LPG-td.bestquality versus	Problems Solved by LPG-td/IPC4-Planner/Both	% Better Quality Plans minus % Worse Quality Plans	% Much Better Quality Plans minus % Much Worse Quality Plans
SGPlan	845 / 1090 / 771	65.6%	41.0%
Crickey	845 / 364 / 293	56.3%	43.0%
Downward-diagonally	845 / 380 / 305	61.3%	36.1%
Downward	845 / 360 / 296	55.7%	36.8%
Marvin	845 / 224 / 211	46.0%	36.5%
Yahsp	845 / 255 / 210	84.8%	54.3%
Macro-FF	845 / 189 / 138	87.7%	49.3%
Til-Sapa	845 / 63 / 63	82.5%	3.2%
P-mep	845 / 98 / 91	70.3%	41.8%
Roadmapper	845 / 52 / 51	88.2%	72.5%
FAP	845 / 81 / 28	71.4%	53.6%

Comparison of LPG-td.bestquality and the other planners of IPC4
(plan quality = number of plan actions)

LPG-td.bestquality versus	Problems Solved by LPG-td/IPC4-Planner/Both	% Better Quality Plans minus % Worse Quality Plans	% Much Better Quality Plans minus % Much Worse Quality Plans
SGPlan	845 / 1090 / 771	12.5%	8.9%
Crickey	845 / 364 / 293	51.5%	27.3%
Downward-diagonally	845 / 380 / 305	27.5%	4.6%
Downward	845 / 360 / 296	22.3%	6.4%
Yahsp	845 / 255 / 210	41.9%	20.5%
Macro-FF	845 / 189 / 138	31.9%	4.3%
Roadmapper	845 / 52 / 51	62.7%	19.6%
FAP	845 / 81 / 28	42.9%	35.7%

Comment: In this table we consider only the planners that did not attempt to optimize the problem-specified plan metric.
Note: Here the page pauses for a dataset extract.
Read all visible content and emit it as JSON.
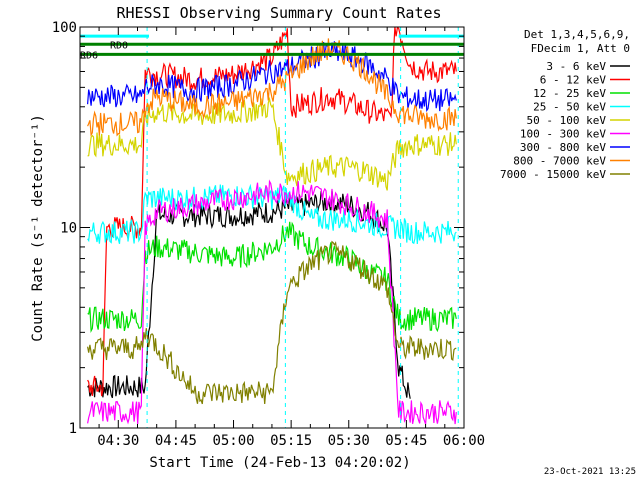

As plan quality metric, these planners used the number of actions in the plan, or they just provided any solution they could find with no attempt to optimize plan quality. Overall these results show that, using the number of plan actions, LPG-td.bestquality performs much better than the other planners.